After Heineken successfully netted Asia Pacific Breweries (APB), CEO and chair Jean-François van Boxmeer told investors that there were ‘six key reasons’ why the capture was compelling.
Dust has yet to settle on the blockbuster deal of up to S$8bn ($6.53bn) but Heineken expects to complete it in November following regulatory approvals in Singapore and New Zealand.
1. Penetrating Southeast Asia
APB saw PBIT up 28.5% to S$615m, and van Boxmeer (below) said the main rationale was “direct access” to two of the fastest-growing global beer regions: Firstly, Southeast Asia (SEA) & the Pacific Islands, and secondly, China.
Citing Plato statistics, Heineken's chief noted CAGR estimates of 4.8% from 2011-2020 in SEA and the Pacific Islands, which offers a profit pool of €1.3bn/US$1.69bn and an attractive 53% of consumers under 30 within a 614m population.
China offers a 3.6% CAGR over the forecast period and a population of 1.399bn.
“We will be able to increase the speed of execution and fully exploit growth possibilities in these fast-growing beer markets,” van Boxmeer said.
Stressing that SEA represented 10% of Asia Pacific volumes but yielded a profit pool of 25%, van Boxmeer added: “It is important to note that while China accounts for 70% of Asia Pacific regional volumes, it only accounts for around 20% of the profit pool.”
2. APB’s strong regional foothold
APB has number 1 and 2 positions in 10 SEA and Pacific markets, versus Kirin (5) and Carlsberg (4), which van Boxmeer said was a “strong strategic advantage” in capturing future growth.
3. ‘Tyger! Tyger! burning bright!’
Archaic English spelling of ‘tiger’ aside, Heineken plans to target the international premium segment with Tiger as well as its eponymous brand, van Boxmeer said, citing Plato growth estimates of 8% per annum growth (2011-2020) in SEA and the Pacific Islands and 12% in China.
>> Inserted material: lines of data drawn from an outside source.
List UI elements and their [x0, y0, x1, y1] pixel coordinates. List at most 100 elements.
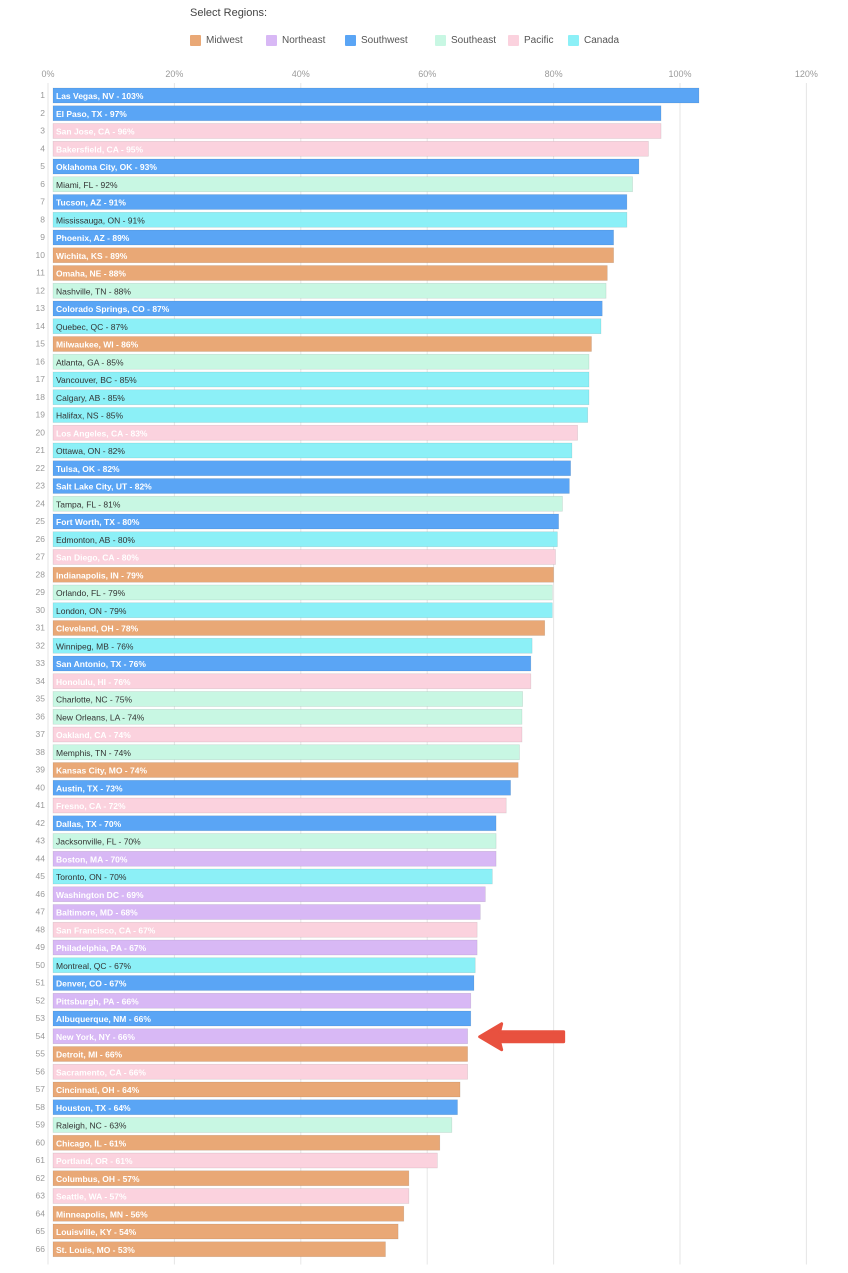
legend-label: Southeast	[451, 35, 497, 46]
legend-label: Pacific	[524, 35, 554, 46]
bar	[52, 265, 608, 281]
rank-label: 26	[36, 534, 46, 544]
bar	[52, 123, 662, 139]
bar-label: Las Vegas, NV - 103%	[56, 91, 144, 101]
bar	[52, 247, 614, 264]
legend-label: Southwest	[361, 35, 408, 46]
rank-label: 49	[36, 942, 46, 952]
bar	[52, 513, 559, 530]
rank-label: 14	[36, 321, 46, 331]
rank-label: 55	[36, 1049, 46, 1059]
bar-label: Tampa, FL - 81%	[56, 499, 121, 509]
legend-item-pacific[interactable]: Pacific	[508, 35, 553, 46]
bar-label: Detroit, MI - 66%	[56, 1050, 123, 1060]
bar-label: Wichita, KS - 89%	[56, 251, 128, 261]
legend-swatch	[435, 35, 446, 46]
bar-label: San Jose, CA - 96%	[56, 127, 135, 137]
bar-label: Vancouver, BC - 85%	[56, 375, 137, 385]
bar-label: Oakland, CA - 74%	[56, 730, 131, 740]
bar	[52, 318, 602, 335]
bar	[52, 1223, 399, 1240]
rank-label: 23	[36, 481, 46, 491]
rank-label: 29	[36, 587, 46, 597]
bar-label: Dallas, TX - 70%	[56, 819, 122, 829]
rank-label: 31	[36, 623, 46, 633]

“By the end of 2011, Vietnam overtook France to become the second-largest market globally for the Heineken brand,” he said, adding that the brand had averaged 10.2% growth in Asia since 2001.
While Tiger is brewed in 10 markets and exported to 65+ countries, Boxmeer said more opportunities existed to exploit its international potential given 5% CAGR growth over the last 10 years.
“Direct ownership of Tiger will reinforce Heineken’s position as the world’s leading premium beer maker. We plan to leverage Heineken’s extensive sales and distribution reach to increase availability of Tiger across certain of our markets,” he said.
4. Bolstering regional brands
Given APB’s diverse portfolio of local and regional brands, van Boxmeer said brands such as Bintang, Larue, Tui and Anchor “strong heritage and established positions that address local needs”.
“These brands have significantly contributed to the success of APB, and are vital to Heineken’s ongoing success in the region,” he added.
5. Cracking the China Syndrome
While Plato forecasts that the Chinese beer market as whole will average 4% growth to 2020, van Boxmeer said the analysis firm estimated that the premium segment would offer 12% per annum.
“Our strategy in China is focused on capturing growth in the profitable and developing international premium segment with both the Heineken and the Tiger brands,” van Boxmeer said.
“Growing consumer appeal for international brands, increased urbanization and new outlet development in the on premise channels are all expected to lead increased demand for premium beer.
“While profitability in China is low, the international premium beer segment offers superior pricing and correspondingly higher profitability.”
6. Boosts emerging market exposure
Finally, van Boxmeer said the APB deal increased Heineken’s emerging market exposure: post completion group exposure to emerging markets will rise from 59% to 62%, where the latter represents 178mhl.
Heineken is now the No.2 brand by volume in SEA and the Pacific Islands and No 2. In the international premium segment in China.
It is the market leader in India/Sri Lanka, No.2 in Africa and the Middle East, No.2 in Latin America and No.2 in Eastern Europe (including Russia).
“By gaining access to Southeast Asia, the Pacific Islands and China, Heineken will have the broadest emerging market footprint compared to its international brewing peers,” van Boxmeer said.
The APB markets of Vietnam and Thailand are two of the top countries globally for incremental volume growth through to 2020.”
Van Boxmeer added: “Importantly, Heineken also has a well-diversified geographic footprint with a lack of dependency on any particular country or region.”
Analyst queries APB changes
So what will change at APB? Answering this question (on a call) from Nomura analyst Ian Shackleton, van Boxmeer said: “This is not a deal where synergistic costs lead, what leads is markets in Asia, the speed and ambition we can have in developing existing APB markets and new markets in Asia.
“Secondly, full ownership of the Tiger brand gives us an additional incentive to invest behind the brand in other regions beyond APB’s traditional territory.”